On planet Larky, 7 ligs = 4 lags, and 9 lags = 20 lugs. How many ligs are equivalent to 80 lugs?

Logic
Aug 20, 2018

#1**+2 **

This is one way to think of it:

We know...

9 lags = 20 lugs Multiply both sides of this equation by 4 .

36 lags = 80 lugs

And we know...

7 ligs = 4 lags Multiply both sides of this equation by 9 .

63 ligs = 36 lags

63 ligs = 36 lags and 36 lags = 80 lugs So...

63 ligs = 80 lugs

hectictar
Aug 20, 2018

#2**+2 **

Excellent hectictar!

Here is another way:

1 lag = 7/4 ligs

7/4 ligs x 9 lags = 20 lugs

15.75 ligs = 20 lugs. Multiply both sides by 4

63 ligs = 80 lugs.

Guest Aug 20, 2018

#3**+3 **

On planet Larky, 7 ligs = 4 lags, and 9 lags = 20 lugs. How many ligs are equivalent to 80 lugs?

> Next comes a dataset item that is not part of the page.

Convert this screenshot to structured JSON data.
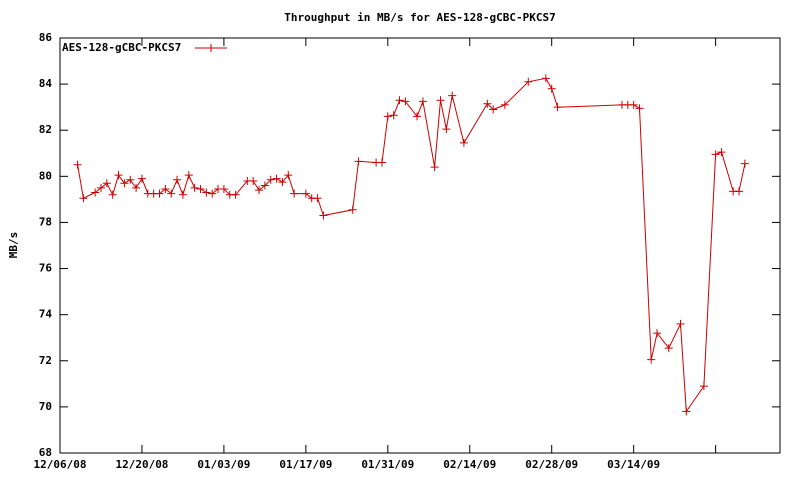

Here is a slightly different variation. Once you get the hang of this method you do not have to understand very much.

It all just falls out.

Think of them all as rates and write them as fractions. Since they have units it is perfectly valid to turn the fractions upside down if that helps. We have.

\(\frac{7\;ligs}{4\; lags}\qquad \frac{9\; lags}{20\;lugs}\qquad \frac{80\;lugs}{1}\qquad ?ligs\)

Ligs is what you want so put if first and on the top. \(\frac{7\;ligs}{4\; lags}\)

Now you need to get rid of the lags on the bottom so find a fraction with lags and make sure lags is on the top, then put a mult sign between them.

\(\frac{7\;ligs}{4\; lags}\times \frac{9\; lags}{20\;lugs}\)

Now the lags will cancel but you need to get rid of the lugs so multiply with lugs on the top.

\(\frac{7\;ligs}{4\; lags}\times \frac{9\; lags}{20\;lugs}\times \frac{80\;lugs}{1}\)

Now the lags cancel and the lugs cancel leaving you with just ligs on the top which is what you want.

\(\frac{7\;ligs}{4\; lags}\times \frac{9\; lags}{20\;lugs}\times \frac{80\;lugs}{1}\\ =\frac{7\;ligs}{4}\times \frac{9}{20}\times \frac{80}{1}\\ =7\times9 \;ligs\\ =63 \; ligs \)

Melody
Aug 21, 2018

#5**0 **

Is it?

I had to teach maths for nurses one time and they had all these super horrible questions involving rates.

I 'invented' this method all by myself. LOL

I have never seen anyone else use it in mathematics although it is very similar to methods regularly used in chemistry I think.

It makes difficult rates questions super easy!

Melody
Aug 22, 2018